The murder of Vera May Glasspool 10th July 1917 by Dr. Clifford Williams

'A tragic discovery was made at Longwood, near Winchester, on Wednesday morning (July 11 1917), a girl's body being found under circumstances which point to murder'. So reported the Hampshire Observer of 14th July that year. The body was that of Vera May Glasspool, aged 15 years, who had been working at Longwood House as a scullery maid.

Her murder has never been solved.

Vera May's home was Rose Cottage, Baybridge (also known as Chapel Cottage). She started work at Longwood House in September 1916 . Her father, Eli, had worked as a woodsman on the Longwood Estate but had lost his job, due to a reduction of estate hands, a couple of weeks before Vera was murdered.

Vera, born in April 1902, was the second youngest of child of Eli and Agnes. She had four brothers and four sisters. It was 28 year old married sister Edith Morris, who out with her father looking for Vera, found her body, approximately half way between her home in Baybridge and Longwood House.
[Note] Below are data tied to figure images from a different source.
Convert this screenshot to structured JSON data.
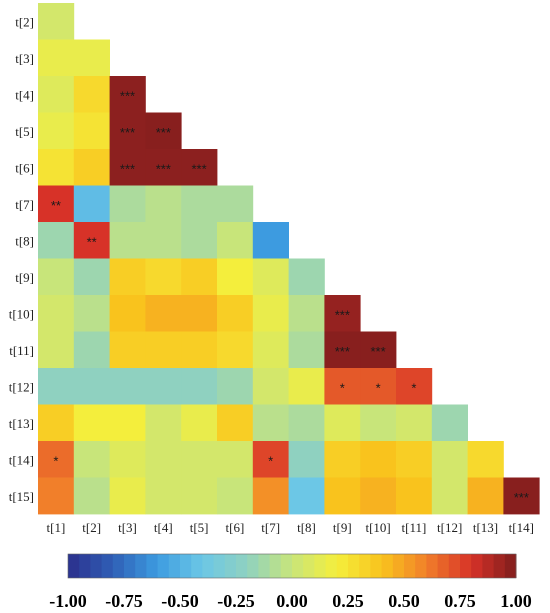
{
  "chart_data": {
    "type": "heatmap",
    "shape": "lower-triangle",
    "x_labels": [
      "t[1]",
      "t[2]",
      "t[3]",
      "t[4]",
      "t[5]",
      "t[6]",
      "t[7]",
      "t[8]",
      "t[9]",
      "t[10]",
      "t[11]",
      "t[12]",
      "t[13]",
      "t[14]"
    ],
    "y_labels": [
      "t[2]",
      "t[3]",
      "t[4]",
      "t[5]",
      "t[6]",
      "t[7]",
      "t[8]",
      "t[9]",
      "t[10]",
      "t[11]",
      "t[12]",
      "t[13]",
      "t[14]",
      "t[15]"
    ],
    "values": [
      [
        0.05
      ],
      [
        0.15,
        0.15
      ],
      [
        0.1,
        0.3,
        0.97
      ],
      [
        0.15,
        0.25,
        0.97,
        0.98
      ],
      [
        0.25,
        0.35,
        0.97,
        0.97,
        0.97
      ],
      [
        0.8,
        -0.45,
        -0.1,
        -0.05,
        -0.1,
        -0.1
      ],
      [
        -0.15,
        0.8,
        -0.05,
        -0.05,
        -0.1,
        0.0,
        -0.6
      ],
      [
        0.0,
        -0.15,
        0.35,
        0.3,
        0.35,
        0.2,
        0.1,
        -0.15
      ],
      [
        0.05,
        -0.05,
        0.4,
        0.45,
        0.45,
        0.35,
        0.15,
        -0.05,
        0.95
      ],
      [
        0.05,
        -0.15,
        0.35,
        0.35,
        0.35,
        0.3,
        0.1,
        -0.1,
        0.98,
        0.98
      ],
      [
        -0.2,
        -0.2,
        -0.2,
        -0.2,
        -0.2,
        -0.15,
        0.05,
        0.15,
        0.7,
        0.7,
        0.75
      ],
      [
        0.35,
        0.2,
        0.2,
        0.05,
        0.15,
        0.35,
        -0.05,
        -0.1,
        0.1,
        0.0,
        0.05,
        -0.15
      ],
      [
        0.65,
        0.0,
        0.1,
        0.05,
        0.05,
        0.05,
        0.75,
        -0.2,
        0.35,
        0.4,
        0.35,
        0.05,
        0.3
      ],
      [
        0.6,
        -0.05,
        0.15,
        0.05,
        0.05,
        0.0,
        0.55,
        -0.4,
        0.4,
        0.45,
        0.4,
        0.05,
        0.45,
        0.98
      ]
    ],
    "significance": [
      [
        ""
      ],
      [
        "",
        ""
      ],
      [
        "",
        "",
        "***"
      ],
      [
        "",
        "",
        "***",
        "***"
      ],
      [
        "",
        "",
        "***",
        "***",
        "***"
      ],
      [
        "**",
        "",
        "",
        "",
        "",
        ""
      ],
      [
        "",
        "**",
        "",
        "",
        "",
        "",
        ""
      ],
      [
        "",
        "",
        "",
        "",
        "",
        "",
        "",
        ""
      ],
      [
        "",
        "",
        "",
        "",
        "",
        "",
        "",
        "",
        "***"
      ],
      [
        "",
        "",
        "",
        "",
        "",
        "",
        "",
        "",
        "***",
        "***"
      ],
      [
        "",
        "",
        "",
        "",
        "",
        "",
        "",
        "",
        "*",
        "*",
        "*"
      ],
      [
        "",
        "",
        "",
        "",
        "",
        "",
        "",
        "",
        "",
        "",
        "",
        ""
      ],
      [
        "*",
        "",
        "",
        "",
        "",
        "",
        "*",
        "",
        "",
        "",
        "",
        "",
        ""
      ],
      [
        "",
        "",
        "",
        "",
        "",
        "",
        "",
        "",
        "",
        "",
        "",
        "",
        "",
        "***"
      ]
    ],
    "colorbar": {
      "range": [
        -1.0,
        1.0
      ],
      "ticks": [
        "-1.00",
        "-0.75",
        "-0.50",
        "-0.25",
        "0.00",
        "0.25",
        "0.50",
        "0.75",
        "1.00"
      ],
      "position": "bottom"
    }
  },
  "colors": {
    "scale": [
      "#2b2f8c",
      "#2f5fb6",
      "#3d9be0",
      "#6cc7e6",
      "#8fd1c0",
      "#c8e57a",
      "#f4ee3c",
      "#f9c31d",
      "#f17f2a",
      "#d73228",
      "#7f1d1d"
    ]
  }
}
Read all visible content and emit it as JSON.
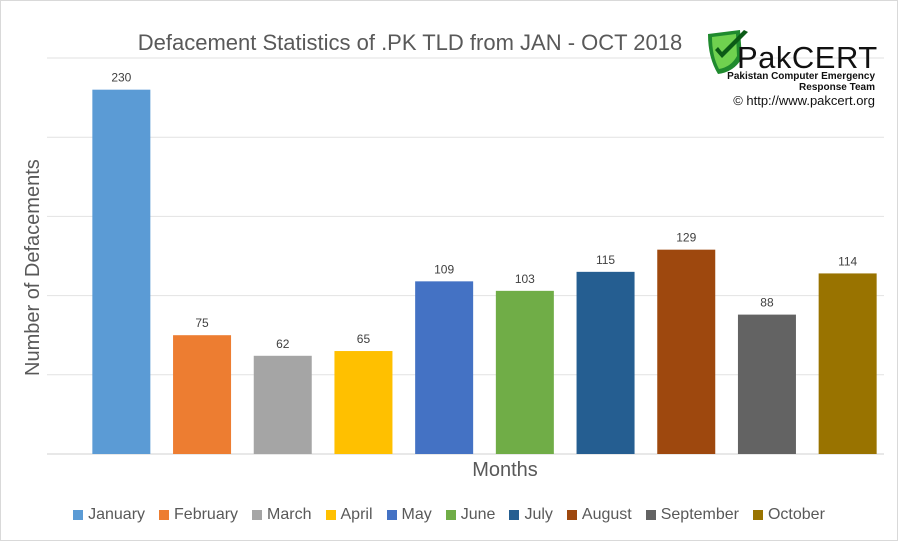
{
  "chart_data": {
    "type": "bar",
    "title": "Defacement Statistics of .PK TLD from JAN - OCT 2018",
    "xlabel": "Months",
    "ylabel": "Number of Defacements",
    "categories": [
      "January",
      "February",
      "March",
      "April",
      "May",
      "June",
      "July",
      "August",
      "September",
      "October"
    ],
    "values": [
      230,
      75,
      62,
      65,
      109,
      103,
      115,
      129,
      88,
      114
    ],
    "colors": [
      "#5b9bd5",
      "#ed7d31",
      "#a5a5a5",
      "#ffc000",
      "#4472c4",
      "#70ad47",
      "#255e91",
      "#9e480e",
      "#636363",
      "#997300"
    ],
    "ylim": [
      0,
      250
    ],
    "grid": true,
    "legend_position": "bottom"
  },
  "logo": {
    "brand": "PakCERT",
    "line1": "Pakistan Computer Emergency",
    "line2": "Response Team",
    "copyright": "© http://www.pakcert.org"
  }
}
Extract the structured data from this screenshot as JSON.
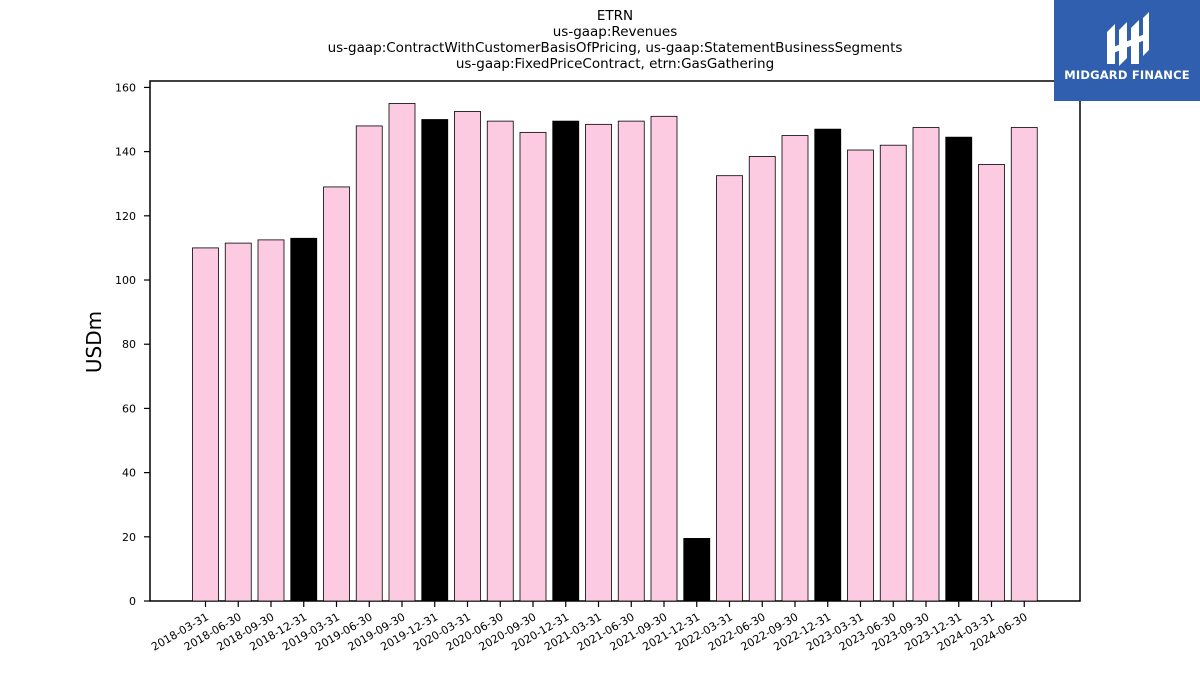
{
  "chart_data": {
    "type": "bar",
    "title_lines": [
      "ETRN",
      "us-gaap:Revenues",
      "us-gaap:ContractWithCustomerBasisOfPricing, us-gaap:StatementBusinessSegments",
      "us-gaap:FixedPriceContract, etrn:GasGathering"
    ],
    "ylabel": "USDm",
    "xlabel": "",
    "ylim": [
      0,
      162
    ],
    "yticks": [
      0,
      20,
      40,
      60,
      80,
      100,
      120,
      140,
      160
    ],
    "categories": [
      "2018-03-31",
      "2018-06-30",
      "2018-09-30",
      "2018-12-31",
      "2019-03-31",
      "2019-06-30",
      "2019-09-30",
      "2019-12-31",
      "2020-03-31",
      "2020-06-30",
      "2020-09-30",
      "2020-12-31",
      "2021-03-31",
      "2021-06-30",
      "2021-09-30",
      "2021-12-31",
      "2022-03-31",
      "2022-06-30",
      "2022-09-30",
      "2022-12-31",
      "2023-03-31",
      "2023-06-30",
      "2023-09-30",
      "2023-12-31",
      "2024-03-31",
      "2024-06-30"
    ],
    "values": [
      110,
      111.5,
      112.5,
      113,
      129,
      148,
      155,
      150,
      152.5,
      149.5,
      146,
      149.5,
      148.5,
      149.5,
      151,
      19.5,
      132.5,
      138.5,
      145,
      147,
      140.5,
      142,
      147.5,
      144.5,
      136,
      147.5
    ],
    "highlight_categories": [
      "2018-12-31",
      "2019-12-31",
      "2020-12-31",
      "2021-12-31",
      "2022-12-31",
      "2023-12-31"
    ],
    "colors": {
      "bar": "#fccbe2",
      "highlight_bar": "#000000",
      "edge": "#000000"
    },
    "grid": false
  },
  "logo": {
    "text": "MIDGARD FINANCE",
    "background": "#2f5fae"
  }
}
Vera lived in at Longwood House but visited her home Sunday and Tuesday afternoons. On Tuesday July 10 she left Longwood House to walk to Baybridge but never turned up. Her body was found in an area known as Featherbed Copse, about 35 yards from the road, in an area of beech, elm and pine trees.

Superintendent Smith of Hampshire Constabulary was called to the scene. At the initial inquest two days later, Edith described how they found Vera, with 'a wound on her throat and blood on her mackintosh', and that her clothing 'was disarranged'. Dr Richards examined the body and concluded that the young girl had been strangled, as well as suffering bleeding from wounds on her neck. It was also concluded that it would have been impossible for the deceased to have inflicted those injuries on herself.

A second inquest was held at the Memorial Hall in Owslebury on July 19. A verdict of unlawful murder was announced. Evidence was given that Vera had told a fellow servant that she had arranged to meet soldiers on the afternoon of the 10th. Florence Beatrice Wells (housemaid at Longwood House) told the inquest that she had, with Vera, met soldiers on the Sunday before Vera's death. She added 'May promised to meet a R.G.A. fellow and also one from the A.S.C'.

The Army camp at Hazeley Down was just one and a half miles away and suspicion centred there. The Police offered a reward of £50 for information which might lead to the arrest of the guilty.

It was believed that Vera's small silver key less watch, with flowers on the dial, was missing. It seems that this was never recovered.

There are no known photographs of Vera May. She was buried in the churchyard of St Andrew's at Owslebury on July 14 1917. Nearly 200 people attended the funeral. The exact location of her grave is not known.

Later that year a soldier, Private William Fenn of the RAMC, admitted to the murder. He was arrested but subsequent enquiries proved that he was in a camp many miles away at the time Vera was murdered and the case was discharged.

No files relating to the case have been found in either the National Archives, the Metropolitan Police Archives, The Hampshire Constabulary or the Hampshire Archives. The case will never be solved. Police at the time did not have all the sophisticated forensic tools available today. The fact that the murder occurred during all the disruption of the First World War also added to the difficulty of solving the case. Speculation and rumour as to who committed the crime continued for years.

I have to thank the late Walter Trott (1924-2012) and Mrs Jill Mariner for assisting me in my research.

On Sunday July 9 2107 Vera will be remembered at the 11 am service in St Andrew's Church, Owlsebury.